Dans l'état croupeux, il s'agit réellement d'une formation membraneuse sur la
surface enflammée, s'étendant très souvent vers le bas à travers la trachée jusque dans les
bronches, et produisant une pneumonie croupeuse.
Bromium
porte cela dans
sa nature. Mais sans aucune formation membraneuse
Bromium
constricte le
larynx. Il a une constriction du larynx ; comme une étreinte, un spasme.
« Chatouillement dans le larynx, avec irritation à tousser.
Raclement et mise à vif dans le larynx.
Sensation de froid dans le larynx. »
C'est là un symptôme très particulier de
Bromium
. Dans la laryngite,
le malade dit que la sensation est comme
si c'était recouvert de duvet.
Je les ai entendus la décrire comme si c'était recouvert de velours, mais
la sensation est si froide.
L'air inspiré paraît froid, exactement comme s'il s'agissait de l'air soufflé depuis
la neige ou la glace.
Sensation de froid dans le larynx.
« Douleur contusive constante dans le larynx. »
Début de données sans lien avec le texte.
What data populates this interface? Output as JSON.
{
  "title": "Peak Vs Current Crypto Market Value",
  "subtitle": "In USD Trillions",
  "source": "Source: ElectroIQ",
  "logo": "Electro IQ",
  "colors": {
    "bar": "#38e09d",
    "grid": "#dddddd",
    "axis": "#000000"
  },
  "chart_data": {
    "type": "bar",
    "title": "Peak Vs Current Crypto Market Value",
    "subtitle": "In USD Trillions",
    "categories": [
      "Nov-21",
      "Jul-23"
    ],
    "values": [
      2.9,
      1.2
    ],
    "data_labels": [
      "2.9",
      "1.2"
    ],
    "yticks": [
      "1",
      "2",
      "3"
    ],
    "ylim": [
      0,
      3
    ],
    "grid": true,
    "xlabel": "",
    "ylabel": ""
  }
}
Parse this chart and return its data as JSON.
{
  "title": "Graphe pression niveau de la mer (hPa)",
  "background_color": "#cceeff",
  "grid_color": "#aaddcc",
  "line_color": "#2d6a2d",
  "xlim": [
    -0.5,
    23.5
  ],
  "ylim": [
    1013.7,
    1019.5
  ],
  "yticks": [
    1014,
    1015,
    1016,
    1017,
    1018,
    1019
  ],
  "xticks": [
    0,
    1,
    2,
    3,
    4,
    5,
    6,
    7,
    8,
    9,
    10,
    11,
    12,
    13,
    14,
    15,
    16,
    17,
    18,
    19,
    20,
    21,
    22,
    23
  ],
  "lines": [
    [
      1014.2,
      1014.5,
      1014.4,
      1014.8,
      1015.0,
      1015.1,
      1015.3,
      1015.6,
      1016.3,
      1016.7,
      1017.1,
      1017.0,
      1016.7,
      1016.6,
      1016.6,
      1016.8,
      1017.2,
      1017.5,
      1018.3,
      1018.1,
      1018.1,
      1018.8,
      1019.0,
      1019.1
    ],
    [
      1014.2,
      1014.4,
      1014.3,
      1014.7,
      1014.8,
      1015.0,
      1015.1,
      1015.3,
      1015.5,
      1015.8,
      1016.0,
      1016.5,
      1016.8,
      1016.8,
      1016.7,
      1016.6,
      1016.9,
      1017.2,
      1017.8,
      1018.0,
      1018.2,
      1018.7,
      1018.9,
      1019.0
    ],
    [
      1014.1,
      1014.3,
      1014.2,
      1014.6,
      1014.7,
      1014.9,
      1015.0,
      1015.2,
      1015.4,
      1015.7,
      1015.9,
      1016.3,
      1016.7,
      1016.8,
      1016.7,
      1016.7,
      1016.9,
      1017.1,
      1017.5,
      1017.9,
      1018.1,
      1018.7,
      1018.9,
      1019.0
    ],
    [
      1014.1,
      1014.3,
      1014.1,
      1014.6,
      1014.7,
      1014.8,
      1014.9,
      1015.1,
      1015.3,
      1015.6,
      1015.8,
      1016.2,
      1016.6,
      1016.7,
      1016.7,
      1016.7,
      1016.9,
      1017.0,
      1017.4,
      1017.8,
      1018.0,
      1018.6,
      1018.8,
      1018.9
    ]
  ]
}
Cela signifie que le larynx est douloureux au toucher.
Phos., Bell. et Rumex
ont une sensibilité douloureuse du
larynx, douloureux au toucher ; mais la
sensibilité douloureuse de Bromium
siège communément au-dessous du larynx et aussi dans le
creux de la gorge.
« Sensation comme si les conduits aériens étaient pleins de fumée. »
Certains patients la décriront comme des fumées de soufre, ou comme de la fumée de
goudron. Après les premières heures, du mucus commence à s'accumuler dans le larynx et la trachée, et une
expectoration constante se maintient, d'un mucus épais blanchâtre, et il tousse et racle le
larynx continuellement, sans aucun répit.
Cela est souvent présent dans la laryngite sans aucune formation membraneuse.
Bromium
n'est pas donné aussi souvent qu'il est indiqué dans l'aphonie, dans l'irritation du
larynx, dans la mise à vif du larynx, parce qu'il est rare que les personnes aient une laryngite
et un enrouement du larynx pour avoir eu trop chaud.
Beaucoup de ces cas seraient promptement guéris par
Bromium
. Mais là
où le prescripteur routinier y pense, c'est lorsqu'il y a croup ou diphtérie.
Cela n'a jamais été enseigné par
Hahnemann
.
« Beaucoup de râle de mucus dans le larynx.
Inspiration très difficile.
Larynx attiré vers le bas. »
Cela se verrait dans le croup, après la formation de la membrane.
« Toux rauque, croupale, suffocante ; respiration sciée, sifflante.
Spasmes du larynx ; toux suffocante.
Formation membraneuse dans le larynx et la trachée.
Inflammation croupeuse formée par une prolifération exubérante de fongosités. »
« Asthme des marins dès qu'ils descendent à terre ; » calmé de nouveau
dès qu'ils sont en mer.
Respiration difficile avec râles dans toute la poitrine. Bronchite et
pneumonie.
Bromium
est souvent le remède lorsque la coqueluche sévit
au printemps, à l'approche des chaleurs, et que des membranes se forment dans le larynx.
La toux s'aggrave aussitôt par la poussière. Le fait de manipuler de vieux livres
sur une étagère aggrave. Éternuements, enrouement, irritation de l'appareil respiratoire lorsqu'on prend
et manipule des objets poussiéreux.
« Toux, avec accès soudains d'étouffement en avalant. »
Bromium
est rempli
d'états catarrhaux, surtout de l'appareil respiratoire. Il a l'hépatisation des
poumons ; l'infiltration est l'un de ses traits les plus naturels.